Since 1887, the island has been a summer resort, where a central hotel would feed three meals a day to vacationers staying in the dozens of houses on the 100-acre island. Those meals were local, for the most part. Postcards from the early era show cows gazing out at the sea from the island’s pastures. A hundred and thirty years later, visitors haul LL Bean tote bags full of groceries to the island, but there’s still a remnant of the locavore life at the old farmhouse. Betsy Morrell, a talented landscape designer, lives there part of the year and tends the organic garden. The entire human community benefits from the salad greens, veggies and herbs grown there, but the garden has to be protected from deer, raccoons, squirrels and other island wildlife. Good soil and good food appeals to everyone.

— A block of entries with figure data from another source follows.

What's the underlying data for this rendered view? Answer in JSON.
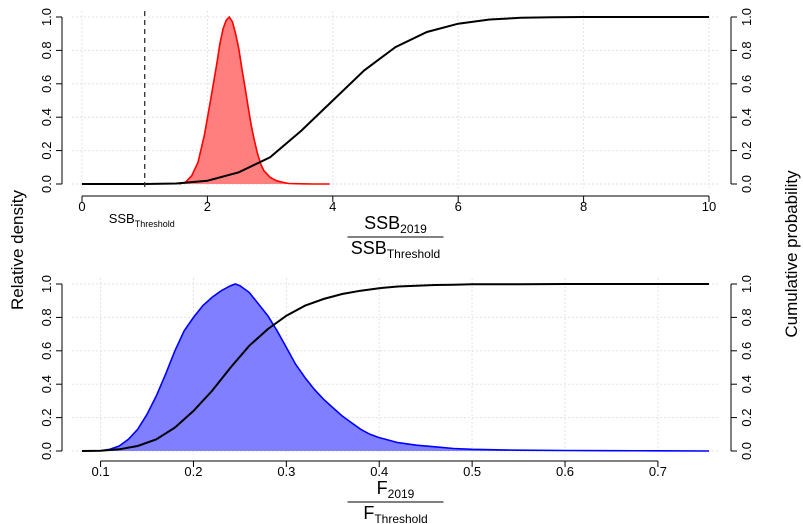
{
  "chart_data": [
    {
      "type": "area",
      "ylabel_left": "Relative density",
      "ylabel_right": "Cumulative probability",
      "xlabel": {
        "numerator": {
          "base": "SSB",
          "sub": "2019"
        },
        "denominator": {
          "base": "SSB",
          "sub": "Threshold"
        }
      },
      "xlim": [
        0,
        10
      ],
      "ylim": [
        0,
        1
      ],
      "x_ticks": [
        0,
        2,
        4,
        6,
        8,
        10
      ],
      "x_tick_labels": [
        "0",
        "2",
        "4",
        "6",
        "8",
        "10"
      ],
      "y_ticks": [
        0,
        0.2,
        0.4,
        0.6,
        0.8,
        1
      ],
      "y_tick_labels": [
        "0.0",
        "0.2",
        "0.4",
        "0.6",
        "0.8",
        "1.0"
      ],
      "grid": true,
      "threshold_line": {
        "x": 1.0,
        "label": {
          "base": "SSB",
          "sub": "Threshold"
        }
      },
      "density_color": "#ff0000",
      "density_fill": "#ff7f7f",
      "density": {
        "x": [
          1.55,
          1.65,
          1.75,
          1.85,
          1.95,
          2.05,
          2.15,
          2.2,
          2.25,
          2.3,
          2.35,
          2.4,
          2.45,
          2.5,
          2.55,
          2.6,
          2.65,
          2.7,
          2.75,
          2.8,
          2.85,
          2.9,
          3.0,
          3.1,
          3.2,
          3.3,
          3.5,
          3.7,
          3.95
        ],
        "y": [
          0.0,
          0.01,
          0.05,
          0.13,
          0.29,
          0.5,
          0.72,
          0.84,
          0.93,
          0.98,
          1.0,
          0.97,
          0.9,
          0.81,
          0.69,
          0.58,
          0.46,
          0.35,
          0.26,
          0.18,
          0.12,
          0.08,
          0.04,
          0.02,
          0.01,
          0.003,
          0.001,
          0.0,
          0.0
        ]
      },
      "cumulative": {
        "x": [
          0,
          0.5,
          1,
          1.5,
          2,
          2.5,
          3,
          3.5,
          4,
          4.5,
          5,
          5.5,
          6,
          6.5,
          7,
          7.5,
          8,
          8.5,
          9,
          9.5,
          10
        ],
        "y": [
          0.0,
          0.0,
          0.0,
          0.003,
          0.02,
          0.07,
          0.16,
          0.32,
          0.5,
          0.68,
          0.82,
          0.91,
          0.96,
          0.985,
          0.995,
          0.998,
          1.0,
          1.0,
          1.0,
          1.0,
          1.0
        ]
      }
    },
    {
      "type": "area",
      "xlabel": {
        "numerator": {
          "base": "F",
          "sub": "2019"
        },
        "denominator": {
          "base": "F",
          "sub": "Threshold"
        }
      },
      "xlim": [
        0.08,
        0.755
      ],
      "ylim": [
        0,
        1
      ],
      "x_ticks": [
        0.1,
        0.2,
        0.3,
        0.4,
        0.5,
        0.6,
        0.7
      ],
      "x_tick_labels": [
        "0.1",
        "0.2",
        "0.3",
        "0.4",
        "0.5",
        "0.6",
        "0.7"
      ],
      "y_ticks": [
        0,
        0.2,
        0.4,
        0.6,
        0.8,
        1
      ],
      "y_tick_labels": [
        "0.0",
        "0.2",
        "0.4",
        "0.6",
        "0.8",
        "1.0"
      ],
      "grid": true,
      "density_color": "#0000ff",
      "density_fill": "#7f7fff",
      "density": {
        "x": [
          0.08,
          0.1,
          0.11,
          0.12,
          0.13,
          0.14,
          0.15,
          0.16,
          0.17,
          0.18,
          0.19,
          0.2,
          0.21,
          0.22,
          0.23,
          0.24,
          0.245,
          0.25,
          0.26,
          0.27,
          0.28,
          0.29,
          0.3,
          0.31,
          0.32,
          0.33,
          0.34,
          0.35,
          0.36,
          0.37,
          0.38,
          0.39,
          0.4,
          0.42,
          0.44,
          0.46,
          0.48,
          0.5,
          0.55,
          0.6,
          0.65,
          0.7,
          0.755
        ],
        "y": [
          0.0,
          0.002,
          0.01,
          0.03,
          0.07,
          0.13,
          0.22,
          0.33,
          0.46,
          0.6,
          0.72,
          0.8,
          0.87,
          0.92,
          0.96,
          0.99,
          1.0,
          0.99,
          0.95,
          0.88,
          0.81,
          0.72,
          0.62,
          0.52,
          0.44,
          0.37,
          0.31,
          0.26,
          0.21,
          0.17,
          0.13,
          0.1,
          0.08,
          0.05,
          0.035,
          0.025,
          0.015,
          0.01,
          0.005,
          0.003,
          0.002,
          0.001,
          0.0
        ]
      },
      "cumulative": {
        "x": [
          0.08,
          0.1,
          0.12,
          0.14,
          0.16,
          0.18,
          0.2,
          0.22,
          0.24,
          0.26,
          0.28,
          0.3,
          0.32,
          0.34,
          0.36,
          0.38,
          0.4,
          0.42,
          0.44,
          0.46,
          0.48,
          0.5,
          0.55,
          0.6,
          0.65,
          0.7,
          0.755
        ],
        "y": [
          0.0,
          0.001,
          0.01,
          0.03,
          0.07,
          0.14,
          0.24,
          0.36,
          0.5,
          0.63,
          0.73,
          0.81,
          0.87,
          0.91,
          0.94,
          0.96,
          0.975,
          0.985,
          0.99,
          0.994,
          0.996,
          0.998,
          0.999,
          1.0,
          1.0,
          1.0,
          1.0
        ]
      }
    }
  ]
}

Geologists consider the soil on the rocky coast of Maine to be “young,” at around 15,000 years. Weathering and erosion is the slowest of the natural soil-making systems. Building a dam that collects sediment and organic material works quite a bit faster. Composting speeds up the entire process and supplements the minerals that the rocks have been ground into. If a vacation is about slowing down and appreciating the finer things, I think there’s nothing better than watching the elements do their work.